Wakil Presiden RI Jusuf Kalla pun menganggap bahwa pasal tersebut diperlukan. Alasannya, presiden atau wakil presiden adalah lambang negara yang harus dihormati.
"Dibandingkan di Thailand. Menghina anjingnya raja juga itu anda bisa dihukum," kata Kalla di kantor Wakil Presiden RI, Jakarta, Selasa (6/2/2018).
Menurut Kalla, presiden dan wakil presiden tak masalah dengan berbagai kritik yang ditujukan. Tapi tidak dengan penghinaan.
"Anda kritik habis-habisan, kan presiden, wakil presiden tidak ada soal. Cuman jangan menghina," kata Kalla.
Sebab kata Kalla, kritik dan penghinaan jelas dua hal yang berbeda. Kritik punya dasar, sebaliknya penghinaan justru tak berdasar.
"Jadi kalau mau kritik, ktritik saja. Tapi ada buktinya, ada dasarnya. Menghina tidak ada dasarnya. Katakanlah 'oh presiden itu PKI', dasarnya apa," kata dia.
"Karena itu anda (misal) kalau saya katakan anda PKI, anda bisa tuntut saya kan. Apalagi presiden. Contohnya itu," tambah Kalla.
Kurangi ancaman pidana
Pemerintah dan Dewan Perwakilan Rakyat (DPR) sepakat bahwa pasal penghinaan terhadap presiden atau wakil presiden akan tetap diatur dalam Rancangan Kitab Undang-Undang Hukum Pidana (RKUHP).
Meski demikian, ancaman pidana dalam pasal tersebut akan dikurangi untuk menghindari adanya penyalahgunaan wewenang aparat penegak hukum.

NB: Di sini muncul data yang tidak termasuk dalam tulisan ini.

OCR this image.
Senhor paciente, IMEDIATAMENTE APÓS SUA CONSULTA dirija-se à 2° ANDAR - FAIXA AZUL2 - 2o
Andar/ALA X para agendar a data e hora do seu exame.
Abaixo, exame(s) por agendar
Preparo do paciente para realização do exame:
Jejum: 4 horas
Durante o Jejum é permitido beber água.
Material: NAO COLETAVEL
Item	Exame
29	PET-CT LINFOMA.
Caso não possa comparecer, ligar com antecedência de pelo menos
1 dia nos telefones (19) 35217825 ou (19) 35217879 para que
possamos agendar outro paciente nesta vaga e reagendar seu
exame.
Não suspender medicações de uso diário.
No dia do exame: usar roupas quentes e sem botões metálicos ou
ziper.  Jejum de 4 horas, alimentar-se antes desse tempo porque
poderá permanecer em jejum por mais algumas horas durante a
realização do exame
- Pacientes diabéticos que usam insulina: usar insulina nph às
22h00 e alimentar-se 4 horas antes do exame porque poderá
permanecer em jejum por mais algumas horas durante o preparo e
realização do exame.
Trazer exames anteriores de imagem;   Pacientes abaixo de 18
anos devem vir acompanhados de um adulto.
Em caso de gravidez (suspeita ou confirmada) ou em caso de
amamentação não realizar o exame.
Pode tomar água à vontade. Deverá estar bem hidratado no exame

Ketua Tim Pemerintah Pembahasan RKUHP Enny Nurbaningsih mengungkapkan bahwa pemerintah akan menurunkan ancaman pidana dalam pasal penghinaan terhadap presiden atau wakil presiden.
Berdasarkan Pasal 263 draf RKUHP hasil rapat antara pemerintah dan DPR per 10 Januari 2018, seseorang yang menyebarluaskan penghinaan terhadap presiden atau wakil presiden dapat dipidana penjara paling lama lima tahun.
Sementara dalam draf yang baru, pemerintah mempertimbangkan untuk mengurangi ancaman pidana menjadi dua tahun.
"Setelah kami melakukan dengan metode delphi, dia nanti punya ukurannya termasuk bobotnya dia sedang jadi antara dua tahunan," ujar Enny dalam rapat tim perumus dan sinkronisasi RKUHP antara pemerintah dan DPR di ruang Komisi III, Kompleks Parlemen, Jakarta, Senin (5/2/2018).
Dengan mengurangi ancaman pidana, lanjut Enny, akan ada perubahan pola pemidanaan.
Semula ancaman pidana berupa penjara dapat berubah menjadi pidana pengawasan atau kerja sosial jika pidana yang dijatuhkan hanya enam bulan.
"Kalau dua tahun kita bisa menerapkan pola pemindanaan kita tidak penjara. Kita bisa menerapkan dengan pidana pengawasan. Kemudian kalau penjatuhannya ternyata enam bulan bisa dengan pidana kerja sosial," kata Enny.
Selain itu, pihak pemerintah juga menegaskan sikapnya bahwa pasal penghinaan terhadap presiden merupakan delik umum.
Sementara tim perumus dan sinkronisasi dari DPR sepakat dengan usul pemerintah tersebut.
Ketua Panja RKUHP sekaligus pemimpin rapat, Benny K Harman, mengetok palu yang menandakan pasal tersebut tetap ada dalam draf RKUHP dengan pengurangam ancaman pidana. Namun, besaran ancaman pidana pasal penghinaan terhadap presiden akan ditentukan dalam rapat Panitia Kerja.